Japan Airlines will equip two government-owned Boeing 747-400s used to carry the country’s emperor and high-ranking officials with the Connexion by Boeing mobile information service, the vendor announced here yesterday. Installation is due to start next February.

Ed Laase, director of government and executive programs, said that the executive services version of Connexion by Boeing featured here (Booth No. 600) involves the same fundamental hardware used to provide the service to airline passengers and crew. Currently there are 125 commercial aircraft in service with the system, which is used on around 180 flights every day and is demonstrating the performance and reliability of a superior product, he said.

Among the attractions Laase listed is the fact that the Connexion services are available at very high latitudes so coverage on intercontinental routes linking Europe and the U.S. with Asia is “excellent throughout the flight.” Executive jet customers can receive direct broadcast television through the same antenna system, and in areas where there is no direct broadcast coverage they can fall back on the same live global tv service already offered to commercial customers.

“Global tv is unique to Boeing,” Laase said. “It means that even if you are going to somewhere like Russia where there is no direct broadcast coverage you can continue to enjoy tv reception.” The global tv service has been operational since January and provides access to BBC World, EuroNews, Eurosportnews, CNBC and MSNBC. “The service is available in all our satellite footprints, so people can stay connected to tv,” he added. “Only Connexion offers it in either the commercial or the executive jet world.”

Another service due to be rolled out this year is Executive Private voice. “It takes voice over Internet protocol (VoIP) technology from the terrestrial world, using Cisco phones,” Laase explained. “And it’s a product with superior quality of service. We give priority to voice packets so the quality is equivalent to that of a wired connection on the ground.”

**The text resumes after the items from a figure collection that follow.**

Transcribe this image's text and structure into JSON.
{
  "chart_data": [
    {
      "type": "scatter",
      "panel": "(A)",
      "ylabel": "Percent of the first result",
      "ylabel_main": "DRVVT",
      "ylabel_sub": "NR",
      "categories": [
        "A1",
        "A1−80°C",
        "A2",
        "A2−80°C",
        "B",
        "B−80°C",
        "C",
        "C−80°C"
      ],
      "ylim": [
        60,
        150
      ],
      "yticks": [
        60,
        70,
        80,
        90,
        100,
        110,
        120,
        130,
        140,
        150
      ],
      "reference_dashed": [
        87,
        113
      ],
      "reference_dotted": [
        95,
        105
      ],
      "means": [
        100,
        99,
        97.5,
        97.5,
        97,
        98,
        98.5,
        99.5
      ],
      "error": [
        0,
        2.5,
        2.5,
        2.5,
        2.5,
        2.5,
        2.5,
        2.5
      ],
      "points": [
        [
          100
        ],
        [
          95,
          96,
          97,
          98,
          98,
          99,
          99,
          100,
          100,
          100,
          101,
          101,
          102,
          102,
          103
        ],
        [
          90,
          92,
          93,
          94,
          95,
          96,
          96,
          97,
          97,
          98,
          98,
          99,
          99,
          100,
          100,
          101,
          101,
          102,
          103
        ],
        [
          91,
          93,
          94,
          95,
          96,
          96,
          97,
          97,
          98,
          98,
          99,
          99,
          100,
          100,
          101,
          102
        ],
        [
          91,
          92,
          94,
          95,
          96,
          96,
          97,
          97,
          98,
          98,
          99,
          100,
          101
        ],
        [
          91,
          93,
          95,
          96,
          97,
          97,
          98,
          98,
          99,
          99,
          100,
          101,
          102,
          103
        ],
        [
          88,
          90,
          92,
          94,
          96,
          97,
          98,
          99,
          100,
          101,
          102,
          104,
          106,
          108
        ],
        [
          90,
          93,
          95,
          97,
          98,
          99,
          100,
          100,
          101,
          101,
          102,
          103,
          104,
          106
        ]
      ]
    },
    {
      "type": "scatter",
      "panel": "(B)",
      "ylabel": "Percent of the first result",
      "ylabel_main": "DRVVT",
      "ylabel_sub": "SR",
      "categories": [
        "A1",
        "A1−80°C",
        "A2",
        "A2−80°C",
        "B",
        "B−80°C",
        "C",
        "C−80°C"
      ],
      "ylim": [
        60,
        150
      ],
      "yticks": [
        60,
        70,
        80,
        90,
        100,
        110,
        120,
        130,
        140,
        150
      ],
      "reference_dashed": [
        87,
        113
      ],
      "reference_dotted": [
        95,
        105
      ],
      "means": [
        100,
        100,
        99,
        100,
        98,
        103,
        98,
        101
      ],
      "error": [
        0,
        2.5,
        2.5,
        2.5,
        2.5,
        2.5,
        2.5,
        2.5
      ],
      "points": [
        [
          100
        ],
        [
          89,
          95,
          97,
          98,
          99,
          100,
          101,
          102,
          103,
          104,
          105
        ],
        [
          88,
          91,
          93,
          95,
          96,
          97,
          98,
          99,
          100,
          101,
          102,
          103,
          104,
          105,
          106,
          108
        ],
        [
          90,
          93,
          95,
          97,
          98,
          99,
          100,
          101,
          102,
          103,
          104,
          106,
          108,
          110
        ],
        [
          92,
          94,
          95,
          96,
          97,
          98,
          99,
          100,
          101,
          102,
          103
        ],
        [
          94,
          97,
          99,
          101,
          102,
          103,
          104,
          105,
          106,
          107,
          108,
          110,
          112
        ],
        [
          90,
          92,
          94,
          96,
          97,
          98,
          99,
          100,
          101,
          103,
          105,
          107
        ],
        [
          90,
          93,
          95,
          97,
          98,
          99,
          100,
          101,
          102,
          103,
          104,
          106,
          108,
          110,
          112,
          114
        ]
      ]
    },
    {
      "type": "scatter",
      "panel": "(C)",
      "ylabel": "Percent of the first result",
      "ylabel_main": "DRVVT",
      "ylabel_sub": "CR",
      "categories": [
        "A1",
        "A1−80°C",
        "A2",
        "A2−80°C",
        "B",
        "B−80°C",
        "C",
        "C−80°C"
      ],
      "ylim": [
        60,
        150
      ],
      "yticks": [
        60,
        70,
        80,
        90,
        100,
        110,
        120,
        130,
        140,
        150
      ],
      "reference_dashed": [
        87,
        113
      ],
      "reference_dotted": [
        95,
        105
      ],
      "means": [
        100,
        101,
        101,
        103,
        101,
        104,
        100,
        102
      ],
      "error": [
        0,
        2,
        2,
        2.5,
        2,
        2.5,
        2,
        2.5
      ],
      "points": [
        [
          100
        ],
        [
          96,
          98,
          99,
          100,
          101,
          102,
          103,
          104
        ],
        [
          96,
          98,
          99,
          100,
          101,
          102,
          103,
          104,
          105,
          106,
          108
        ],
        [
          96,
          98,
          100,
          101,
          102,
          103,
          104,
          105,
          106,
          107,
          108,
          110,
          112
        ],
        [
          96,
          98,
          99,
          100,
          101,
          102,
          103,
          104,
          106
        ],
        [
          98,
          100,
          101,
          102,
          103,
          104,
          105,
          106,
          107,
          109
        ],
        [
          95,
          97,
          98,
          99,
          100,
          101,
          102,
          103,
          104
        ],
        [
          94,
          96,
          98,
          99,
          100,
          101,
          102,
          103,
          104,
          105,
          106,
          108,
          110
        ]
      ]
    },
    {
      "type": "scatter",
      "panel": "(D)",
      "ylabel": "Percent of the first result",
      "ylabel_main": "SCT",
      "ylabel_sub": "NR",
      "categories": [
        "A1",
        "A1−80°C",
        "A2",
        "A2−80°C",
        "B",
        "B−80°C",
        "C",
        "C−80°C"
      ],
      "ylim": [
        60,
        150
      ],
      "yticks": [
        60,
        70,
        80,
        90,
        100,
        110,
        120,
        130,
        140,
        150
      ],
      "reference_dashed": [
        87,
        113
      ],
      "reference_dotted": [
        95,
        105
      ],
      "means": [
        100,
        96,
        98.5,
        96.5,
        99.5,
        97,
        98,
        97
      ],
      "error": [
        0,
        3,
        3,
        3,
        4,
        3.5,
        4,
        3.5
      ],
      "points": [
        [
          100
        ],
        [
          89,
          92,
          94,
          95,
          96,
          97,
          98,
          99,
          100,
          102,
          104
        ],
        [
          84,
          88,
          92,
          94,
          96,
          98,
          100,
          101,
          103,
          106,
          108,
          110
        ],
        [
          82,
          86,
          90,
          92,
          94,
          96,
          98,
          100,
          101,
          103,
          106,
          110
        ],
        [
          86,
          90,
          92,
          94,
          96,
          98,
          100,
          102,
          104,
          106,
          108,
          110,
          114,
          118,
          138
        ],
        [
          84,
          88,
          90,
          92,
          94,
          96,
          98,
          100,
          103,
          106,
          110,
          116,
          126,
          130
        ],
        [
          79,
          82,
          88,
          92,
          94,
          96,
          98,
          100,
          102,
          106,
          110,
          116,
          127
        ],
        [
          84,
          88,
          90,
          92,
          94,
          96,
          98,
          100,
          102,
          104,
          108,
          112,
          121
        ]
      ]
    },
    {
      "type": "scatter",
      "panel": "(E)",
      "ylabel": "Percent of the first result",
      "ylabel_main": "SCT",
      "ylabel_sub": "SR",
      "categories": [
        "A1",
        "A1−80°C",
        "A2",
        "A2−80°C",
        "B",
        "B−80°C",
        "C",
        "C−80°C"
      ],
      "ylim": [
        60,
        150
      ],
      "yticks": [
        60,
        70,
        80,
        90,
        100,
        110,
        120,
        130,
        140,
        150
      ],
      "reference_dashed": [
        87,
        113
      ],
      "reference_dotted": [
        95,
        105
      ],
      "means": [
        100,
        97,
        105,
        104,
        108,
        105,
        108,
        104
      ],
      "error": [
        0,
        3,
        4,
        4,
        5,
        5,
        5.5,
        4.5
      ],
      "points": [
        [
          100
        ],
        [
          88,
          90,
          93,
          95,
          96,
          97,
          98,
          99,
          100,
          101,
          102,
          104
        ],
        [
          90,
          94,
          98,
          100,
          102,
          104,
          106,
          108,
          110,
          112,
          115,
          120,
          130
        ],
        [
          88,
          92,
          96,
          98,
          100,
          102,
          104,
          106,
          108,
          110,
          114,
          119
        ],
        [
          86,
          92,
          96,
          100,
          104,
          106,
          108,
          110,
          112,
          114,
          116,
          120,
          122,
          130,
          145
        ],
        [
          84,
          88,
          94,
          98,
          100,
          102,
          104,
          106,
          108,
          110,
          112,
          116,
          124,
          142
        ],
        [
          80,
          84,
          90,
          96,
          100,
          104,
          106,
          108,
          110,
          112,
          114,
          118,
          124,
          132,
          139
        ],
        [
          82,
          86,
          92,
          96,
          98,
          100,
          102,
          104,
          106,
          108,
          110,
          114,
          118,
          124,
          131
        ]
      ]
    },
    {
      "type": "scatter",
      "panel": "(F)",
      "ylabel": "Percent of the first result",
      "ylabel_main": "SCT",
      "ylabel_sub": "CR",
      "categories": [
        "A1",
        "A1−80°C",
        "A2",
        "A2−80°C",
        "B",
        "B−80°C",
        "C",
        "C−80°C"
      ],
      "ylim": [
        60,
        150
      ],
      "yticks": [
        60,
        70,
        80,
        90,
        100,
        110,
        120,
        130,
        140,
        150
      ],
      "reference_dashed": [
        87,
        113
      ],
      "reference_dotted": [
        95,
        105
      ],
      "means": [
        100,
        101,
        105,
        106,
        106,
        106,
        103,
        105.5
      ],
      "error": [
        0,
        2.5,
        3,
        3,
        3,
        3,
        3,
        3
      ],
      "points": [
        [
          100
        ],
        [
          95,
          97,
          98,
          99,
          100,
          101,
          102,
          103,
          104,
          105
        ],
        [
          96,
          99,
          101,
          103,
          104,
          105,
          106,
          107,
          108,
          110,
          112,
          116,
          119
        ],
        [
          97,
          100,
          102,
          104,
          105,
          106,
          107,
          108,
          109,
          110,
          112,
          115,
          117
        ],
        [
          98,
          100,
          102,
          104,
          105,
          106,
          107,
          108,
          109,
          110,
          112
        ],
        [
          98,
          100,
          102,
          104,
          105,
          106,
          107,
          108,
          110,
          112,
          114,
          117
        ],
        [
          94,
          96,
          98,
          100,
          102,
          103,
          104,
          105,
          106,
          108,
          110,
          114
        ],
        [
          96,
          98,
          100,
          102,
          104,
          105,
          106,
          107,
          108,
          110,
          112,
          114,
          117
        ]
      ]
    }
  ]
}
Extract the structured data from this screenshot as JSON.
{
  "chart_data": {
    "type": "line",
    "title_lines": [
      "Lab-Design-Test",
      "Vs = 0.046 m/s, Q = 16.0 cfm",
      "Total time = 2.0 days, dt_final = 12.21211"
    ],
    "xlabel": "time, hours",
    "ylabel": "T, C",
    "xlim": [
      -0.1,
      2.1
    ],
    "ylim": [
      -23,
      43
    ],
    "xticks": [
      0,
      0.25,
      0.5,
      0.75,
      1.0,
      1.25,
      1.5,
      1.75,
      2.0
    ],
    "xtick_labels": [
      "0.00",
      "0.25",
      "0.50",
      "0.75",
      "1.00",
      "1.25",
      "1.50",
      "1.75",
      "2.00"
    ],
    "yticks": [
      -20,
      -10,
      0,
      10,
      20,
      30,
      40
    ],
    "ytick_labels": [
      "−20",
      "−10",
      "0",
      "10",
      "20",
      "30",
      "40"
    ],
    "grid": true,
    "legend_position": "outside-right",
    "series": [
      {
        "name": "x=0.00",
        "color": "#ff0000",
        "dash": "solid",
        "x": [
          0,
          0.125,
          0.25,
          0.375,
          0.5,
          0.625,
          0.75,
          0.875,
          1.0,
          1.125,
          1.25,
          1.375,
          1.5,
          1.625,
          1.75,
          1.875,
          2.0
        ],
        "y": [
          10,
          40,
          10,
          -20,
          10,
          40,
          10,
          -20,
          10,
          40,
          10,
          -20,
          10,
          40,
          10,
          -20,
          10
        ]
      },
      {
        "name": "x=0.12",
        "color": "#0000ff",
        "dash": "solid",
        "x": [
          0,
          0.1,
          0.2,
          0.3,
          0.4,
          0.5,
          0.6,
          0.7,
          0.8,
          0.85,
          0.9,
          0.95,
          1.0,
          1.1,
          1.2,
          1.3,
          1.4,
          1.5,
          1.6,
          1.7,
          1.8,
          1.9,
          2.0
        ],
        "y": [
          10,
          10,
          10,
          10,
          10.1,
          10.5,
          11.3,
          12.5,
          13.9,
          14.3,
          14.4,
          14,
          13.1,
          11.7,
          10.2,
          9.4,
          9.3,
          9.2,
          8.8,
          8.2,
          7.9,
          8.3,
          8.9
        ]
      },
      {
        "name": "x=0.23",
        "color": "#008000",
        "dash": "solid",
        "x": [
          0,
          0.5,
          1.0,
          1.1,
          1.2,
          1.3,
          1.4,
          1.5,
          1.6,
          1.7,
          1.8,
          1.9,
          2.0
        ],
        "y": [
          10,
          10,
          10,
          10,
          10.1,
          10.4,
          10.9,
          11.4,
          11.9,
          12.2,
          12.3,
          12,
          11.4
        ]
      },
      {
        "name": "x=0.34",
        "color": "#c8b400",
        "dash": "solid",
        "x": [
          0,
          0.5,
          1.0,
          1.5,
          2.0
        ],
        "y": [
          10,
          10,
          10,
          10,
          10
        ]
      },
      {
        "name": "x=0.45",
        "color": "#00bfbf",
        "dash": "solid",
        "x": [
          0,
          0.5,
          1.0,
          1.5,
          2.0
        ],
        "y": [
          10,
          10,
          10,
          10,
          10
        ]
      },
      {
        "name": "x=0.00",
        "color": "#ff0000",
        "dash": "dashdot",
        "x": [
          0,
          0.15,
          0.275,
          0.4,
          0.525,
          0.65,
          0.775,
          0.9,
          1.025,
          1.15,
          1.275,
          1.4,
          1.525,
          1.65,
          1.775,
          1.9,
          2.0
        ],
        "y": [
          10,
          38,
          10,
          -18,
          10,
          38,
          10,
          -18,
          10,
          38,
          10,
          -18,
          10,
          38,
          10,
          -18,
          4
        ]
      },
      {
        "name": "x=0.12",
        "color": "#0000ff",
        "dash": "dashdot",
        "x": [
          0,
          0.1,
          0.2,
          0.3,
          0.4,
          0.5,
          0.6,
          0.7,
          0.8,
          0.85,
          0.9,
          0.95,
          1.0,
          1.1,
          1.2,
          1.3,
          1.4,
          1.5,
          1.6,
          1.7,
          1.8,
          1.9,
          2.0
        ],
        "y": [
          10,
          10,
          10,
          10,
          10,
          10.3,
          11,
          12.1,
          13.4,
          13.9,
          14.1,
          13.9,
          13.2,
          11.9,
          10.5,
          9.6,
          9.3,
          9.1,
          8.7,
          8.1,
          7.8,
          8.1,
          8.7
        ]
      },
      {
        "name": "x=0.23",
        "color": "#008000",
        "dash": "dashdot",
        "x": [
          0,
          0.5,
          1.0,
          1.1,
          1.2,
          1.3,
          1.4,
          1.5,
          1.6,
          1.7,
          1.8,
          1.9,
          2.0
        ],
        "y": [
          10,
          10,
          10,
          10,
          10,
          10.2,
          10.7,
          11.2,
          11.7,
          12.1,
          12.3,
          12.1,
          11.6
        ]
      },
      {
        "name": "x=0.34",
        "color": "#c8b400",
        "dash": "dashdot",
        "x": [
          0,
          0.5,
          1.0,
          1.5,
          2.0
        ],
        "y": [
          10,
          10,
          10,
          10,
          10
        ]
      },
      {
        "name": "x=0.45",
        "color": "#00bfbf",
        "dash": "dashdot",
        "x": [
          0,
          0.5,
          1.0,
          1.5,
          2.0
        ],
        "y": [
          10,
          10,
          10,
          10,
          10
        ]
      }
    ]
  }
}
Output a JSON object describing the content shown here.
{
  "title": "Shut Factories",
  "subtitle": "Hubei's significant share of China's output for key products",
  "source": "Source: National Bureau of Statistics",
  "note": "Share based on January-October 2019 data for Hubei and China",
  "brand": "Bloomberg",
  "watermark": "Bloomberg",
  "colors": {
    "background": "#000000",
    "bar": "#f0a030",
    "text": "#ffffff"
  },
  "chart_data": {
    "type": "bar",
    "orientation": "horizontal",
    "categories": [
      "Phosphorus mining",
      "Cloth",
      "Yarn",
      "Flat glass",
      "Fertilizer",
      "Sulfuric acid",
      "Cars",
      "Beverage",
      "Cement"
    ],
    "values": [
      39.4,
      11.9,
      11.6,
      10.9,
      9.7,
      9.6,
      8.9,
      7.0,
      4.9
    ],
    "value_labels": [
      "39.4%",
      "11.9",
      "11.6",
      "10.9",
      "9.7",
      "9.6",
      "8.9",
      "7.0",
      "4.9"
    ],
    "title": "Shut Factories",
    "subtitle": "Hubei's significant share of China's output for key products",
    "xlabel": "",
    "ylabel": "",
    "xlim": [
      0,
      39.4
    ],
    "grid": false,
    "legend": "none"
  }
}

The system has been tested on the Boeing corporate BBJ, where Laase and other Boeing executives use it routinely, he said. “And it’s a carry-on product, it simply plugs into an RJ45 port so it allows us to keep the technology current with the terrestrial world. You just have to plug in new phone sets as they become available.”

That is a key difference between Connexion and satellite-based phone systems, Laase said. “But the real differentiator is that satellite phones use voice codecs at the lowest possible data rates. So on the best of them the speaker’s voice sounds clipped, and on the worst intelligibility becomes a problem. On our system you don’t have that because it’s a high-quality VoIP service.”

Best of all, Laase said, is that the phone access is part of the standard executive jet service offering. “There is no additional cost, so calls are essentially free,” he said. And where calls to satphone systems normally involve an international dialing code with a special prefix, the executive private voice service can be accessed through a Seattle-area number or through local numbers provided in other parts of the world.

So far Connexion has targeted high-end executive jets such as Boeing 767s and 747s and Airbus A340s. To date a total of 14 private airplanes, including U.S. government aircraft and a Boeing 747-400 operated by Kingdom Holding Company of Saudi Arabia, have been equipped to use the Connexion service.

However, there has been a growth in interest among the BBJ community recently, and Connexion started making proposals to BBJ operators.